音楽業界のローレル&ハーディのファンは、もとよりジョン・ピールひとりだけではなかった。このコンビはザ・ビートルズの『Sgt Pepper’s Lonely Hearts Club Band』あのアルバム・カヴァーにも登場しているし、シンガー・ソング・ライターのハリー・ニルソンは、頭をかきむしるローレルの真似をして友人だったジョン・レノンを笑わせていた。また、1974年にウィングスがリリースした「Junior’s Farm」の中で、ポール・マッカートニーは「Olly Hardy should have had more sense / オリー・ハーディはもっと利口にならなきゃいけない」と歌ってもいる。

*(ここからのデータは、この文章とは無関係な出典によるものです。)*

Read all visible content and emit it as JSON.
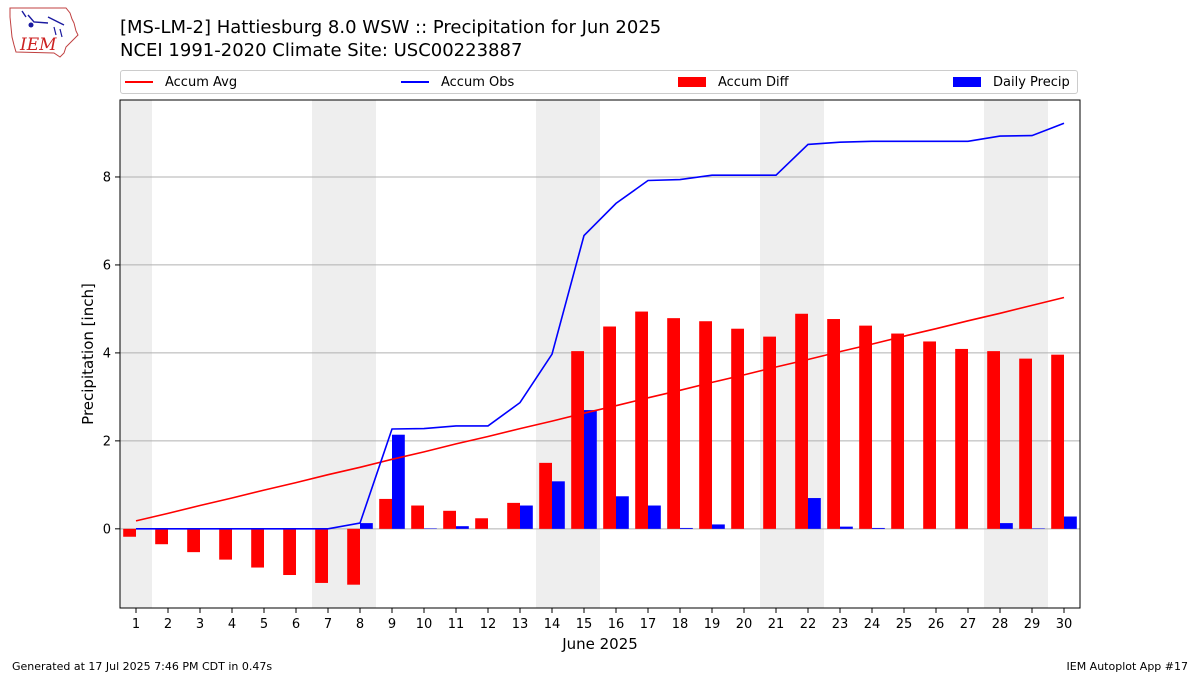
{
  "header": {
    "logo_text": "IEM",
    "title_line1": "[MS-LM-2] Hattiesburg 8.0 WSW :: Precipitation for Jun 2025",
    "title_line2": "NCEI 1991-2020 Climate Site: USC00223887"
  },
  "legend": {
    "placement": "top",
    "items": [
      {
        "label": "Accum Avg",
        "kind": "line",
        "color": "#ff0000"
      },
      {
        "label": "Accum Obs",
        "kind": "line",
        "color": "#0000ff"
      },
      {
        "label": "Accum Diff",
        "kind": "bar",
        "color": "#ff0000"
      },
      {
        "label": "Daily Precip",
        "kind": "bar",
        "color": "#0000ff"
      }
    ]
  },
  "chart_data": {
    "type": "bar",
    "xlabel": "June 2025",
    "ylabel": "Precipitation [inch]",
    "ylim": [
      -1.8,
      9.75
    ],
    "yticks": [
      0,
      2,
      4,
      6,
      8
    ],
    "grid": "horizontal",
    "weekend_shading_color": "#eeeeee",
    "weekend_days": [
      1,
      7,
      8,
      14,
      15,
      21,
      22,
      28,
      29
    ],
    "days": [
      1,
      2,
      3,
      4,
      5,
      6,
      7,
      8,
      9,
      10,
      11,
      12,
      13,
      14,
      15,
      16,
      17,
      18,
      19,
      20,
      21,
      22,
      23,
      24,
      25,
      26,
      27,
      28,
      29,
      30
    ],
    "series": [
      {
        "name": "Accum Avg",
        "kind": "line",
        "color": "#ff0000",
        "values": [
          0.18,
          0.35,
          0.53,
          0.7,
          0.88,
          1.05,
          1.23,
          1.4,
          1.58,
          1.75,
          1.93,
          2.1,
          2.28,
          2.45,
          2.63,
          2.8,
          2.98,
          3.15,
          3.33,
          3.5,
          3.68,
          3.85,
          4.03,
          4.2,
          4.38,
          4.55,
          4.73,
          4.9,
          5.08,
          5.26
        ]
      },
      {
        "name": "Accum Obs",
        "kind": "line",
        "color": "#0000ff",
        "values": [
          0.0,
          0.0,
          0.0,
          0.0,
          0.0,
          0.0,
          0.0,
          0.13,
          2.27,
          2.28,
          2.34,
          2.34,
          2.87,
          3.97,
          6.67,
          7.4,
          7.92,
          7.94,
          8.04,
          8.04,
          8.04,
          8.74,
          8.79,
          8.81,
          8.81,
          8.81,
          8.81,
          8.93,
          8.94,
          9.22
        ]
      },
      {
        "name": "Accum Diff",
        "kind": "bar",
        "color": "#ff0000",
        "values": [
          -0.18,
          -0.35,
          -0.53,
          -0.7,
          -0.88,
          -1.05,
          -1.23,
          -1.27,
          0.68,
          0.53,
          0.41,
          0.24,
          0.59,
          1.5,
          4.04,
          4.6,
          4.94,
          4.79,
          4.72,
          4.55,
          4.37,
          4.89,
          4.77,
          4.62,
          4.44,
          4.26,
          4.09,
          4.04,
          3.87,
          3.96
        ]
      },
      {
        "name": "Daily Precip",
        "kind": "bar",
        "color": "#0000ff",
        "values": [
          0.0,
          0.0,
          0.0,
          0.0,
          0.0,
          0.0,
          0.0,
          0.13,
          2.14,
          0.01,
          0.06,
          0.0,
          0.53,
          1.08,
          2.7,
          0.74,
          0.53,
          0.02,
          0.1,
          0.0,
          0.0,
          0.7,
          0.05,
          0.02,
          0.0,
          0.0,
          0.0,
          0.13,
          0.01,
          0.28
        ]
      }
    ]
  },
  "footer": {
    "left": "Generated at 17 Jul 2025 7:46 PM CDT in 0.47s",
    "right": "IEM Autoplot App #17"
  }
}
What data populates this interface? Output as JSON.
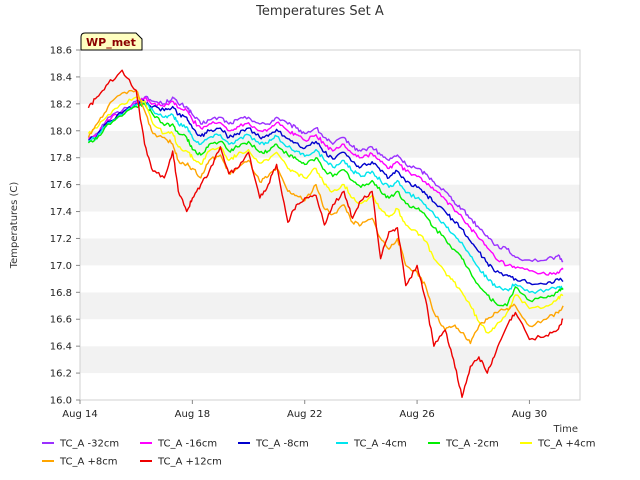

『宝の山』の劇中、ローレルとハーディのコンビによる歌唱場面は、すばらしいダンス・シーンに続いて登場する(パブのバーのセットで撮影されたそのダンス・シーンは、スティーヴ・クーガンとジョン・C・ライリーの主演でコンビのあゆみを描いた前述の伝記映画『僕たちのラストステージ』の劇中でも再現されている)。彼らがミッキー・フィンのバーを歩いていると、そこにいたカウボーイ・バンド(ウォルター・トラスクとアヴァロン・ボーイズ)が「The Blue Ridge Mountains Of Virginia」を披露し始める。この「The Blue Ridge Mountains Of Virginia」という曲は、1900年代前半にバラード・マクドナルドとハリー・キャロルのコンビが作曲した作品である。ローレルとハーディが歌に加わるまではすべてが順調だった。

まずはハーディがその甘いテナー・ヴォイスを披露し。そこにローレルが入ってくる。ハーディは、10代のころアトランタの音楽学校で学んでいた。一方のローレルも、幼いころにピアノとヴァイオリンのレッスンを受けていたが、彼は自分が「音楽家向きではない」と認めている。彼が普通に歌い出し、その後驚くほど深いテナー・ヴォイスで歌をぶち壊す、というのがこのシーンのジョークだ。実際には、ローレルは口パクをしているだけで、歌はフレームの外で俳優のチル・ウィルスが生で歌っているものだ。

苛立ったハーディはバーテンダーから木槌を受け取り、それを手にしてローレルの頭を殴る。ローレルは驚きながらも歌い続け、最後は甲高いファルセット・ヴォイスを披露する(これも実際はフレーム外でロジーナ・ローレンスが歌っているもの)。このチャーミングな映像は、レコードの売り上げが伸びる中でBBCテレビの人気番組”Top Of The Pops“でも放映された。「The Trail Of The Lonesome Pine」は最終的に25万枚以上を売り上げる大ヒットを記録したものの、クイーンの圧倒的な人気には敵わず、1位を獲得することはできなかった。

 

総尺6分に及ぶ意欲作

フレディ・マーキュリーが作曲し1975年のアルバム『A Night At The Opera (オペラ座の夜)』に収録された「Bohemian Rhapsody」は、20世紀の音楽シーンを代表する6分間の力作である。この曲はラミ・マレックがフレディを演じ、こちらも大ヒットを記録した同名映画のタイトルにもなっている。

2004年にこの世を去ったジョン・ピールは、一定の世代の音楽ファンに根強い影響力を誇っていた。そしてクイーンを誰よりも早く評価したのもまたピールその人だった。バンドのドラマー、ロジャー・テイラーも以下のように語っている。「音楽の世界におけるジョン・ピールの影響力は絶大だよ。クイーンをラジオでかけてくれた世界で最初のDJが彼だったんだ」。